I sped on.
At ten fifteen, nearly all of the lights were off in the houses on Kirsten’s street. A single lamp was lit in Kirsten’s front window, and I felt a chill as I pulled the van into the driveway. If Paul Dickerson was freaking out, why weren’t all the lights blazing? As a matter of fact, why hadn’t he called the rest of Kirsten’s coven? I would think they’d be in full witch mode, working tracking spells. Unless he didn’t know about the coven? I switched off the engine nervously and sat for a moment peering at the house. Then I looked at the clock and shrugged. Fuck it. I did not have time to play Suzy armchair detective. I stepped out of the van, strode up the driveway, and rang the doorbell. Kirsten’s door has a little window at eye level in lieu of a peephole, and I saw the curtain behind it move. A man’s eye looked me over, and then the eye disappeared and I heard the doorknob turn. As the door opened, I peered into the dark house.
“Mr. Dickerson?”
“Not exactly.”
The voice was wrong. I knew right away and took an instinctual step back, turning to run. But before I’d even shifted my weight, a hand shot up and I smelled a harsh chemical like burned cinnamon, and suddenly, I was in terrible, agonizing pain. I gasped, and my overloaded senses put it together—mace.
My eyes were instantly streaming, and I let out a wail of pain, which was the man’s cue to seize my arm, dragging me into the house. I kicked wildly in his direction, but it was like fighting in the dark, and he easily evaded me. Amid the burning pain, I felt another—a sharp prick in my arm. By the time I was able to assemble my thoughts around the word needle, I was out.
Chapter 28
Jesse Cruz was feeling extremely stupid.
He’d stormed out of the coffee shop like a kid throwing a tantrum, and realized within about ten minutes that he was being ridiculously shortsighted. The revelation that Scarlett was willing to help disappear murdered kids had really thrown him, partly because he really had seen the kind of devastation that unsolved murders wreaked on a family, and, if he was being honest with himself, partly because he was just disappointed that his crush would do something like that. That moment in the coffee shop had made him realize, for the first time, just how attracted he was to the damaged girl with the green eyes. And so he’d lost his temper.

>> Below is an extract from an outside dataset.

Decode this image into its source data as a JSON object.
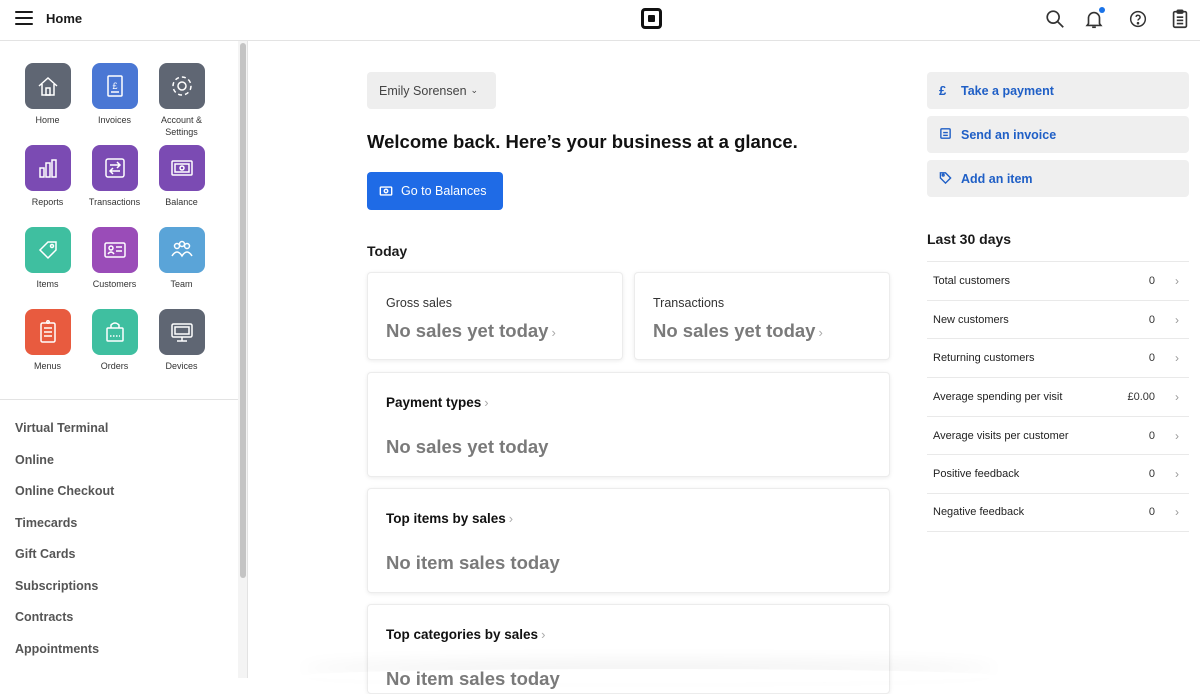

Even though it was a much better time to be making sure both of them lived through the night. Back at his desk, Jesse had pulled out his cell to call Scarlett but realized the battery was dead. And, of course, he hadn’t actually written down her number, just programmed it into his phone. Sighing, he had trooped downstairs to the parking garage to get the phone charger out of his car, only to realize that he’d left it at his parents’ house over the previous weekend. He rolled his eyes. Vampires and werewolves were running amok in the city, and he couldn’t remember a cell phone charger.
Jesse had headed back into the building to look up Scarlett’s number in the department’s computer system, but was detained in the hallway by Miranda, who wanted an update on the files he’d gone through. Thanks to Glory, he’d gotten away with the midday disappearance, but Jesse was still trying to convince Miranda that he could do the job. By the time he had gotten back to his desk, looked up the number, and phoned Scarlett, she wasn’t answering. The call went straight to voice mail, which meant she’d turned the phone off. Could she be mad at him?
If so, it was a damn juvenile time for the silent treatment, he thought, then felt hypocritical. Jesse decided to give her half an hour, then try again. He spent the time trying to reach Freedner again, but the human servant’s cell phone also went straight to voice mail. Frustrated, Jesse entered Freedner’s name into the department’s system again, on the off chance that he’d been given a traffic ticket or picked up by the police in the last day. He was shocked when Freedner’s name actually got a hit.
Jesse skimmed the report, made that morning by a uniform in the Downtown division. Thomas Freedner, 30, had been found in a cheap downtown hotel that morning, dead by a self-inflicted gunshot wound. There had been a note, and the ME had confirmed the death as a suicide. The uniform had noted that the room was full of empty whiskey bottles and several vials of Valium. The department had already closed the case.
Jesse leaned back in his seat, stunned. Could Freedner have been the La Brea Park killer? He could have holed up in the hotel after the murders, working up the courage to shoot himself, and then finally followed through. But then why kill Ronnie the werewolf? Even if Freedner thought Ronnie had witnessed something, if he was planning to commit suicide anyway, why would it have mattered? It just didn’t fit.
Jesse picked up the phone to try Scarlett, hoping she’d have some insight. When the call went to voice mail again, he started to seriously worry. He left a brief message and then sat at his desk, not even pretending to look busy. Where would she have gone? He thought of the file he’d left with her when he’d stomped out of the shop—it was no big deal, everything had been copies, but had she decided to try to investigate further on her own? Where would she even go? It had to be something Old World, he finally decided. And that meant it was out of his jurisdiction, so to speak.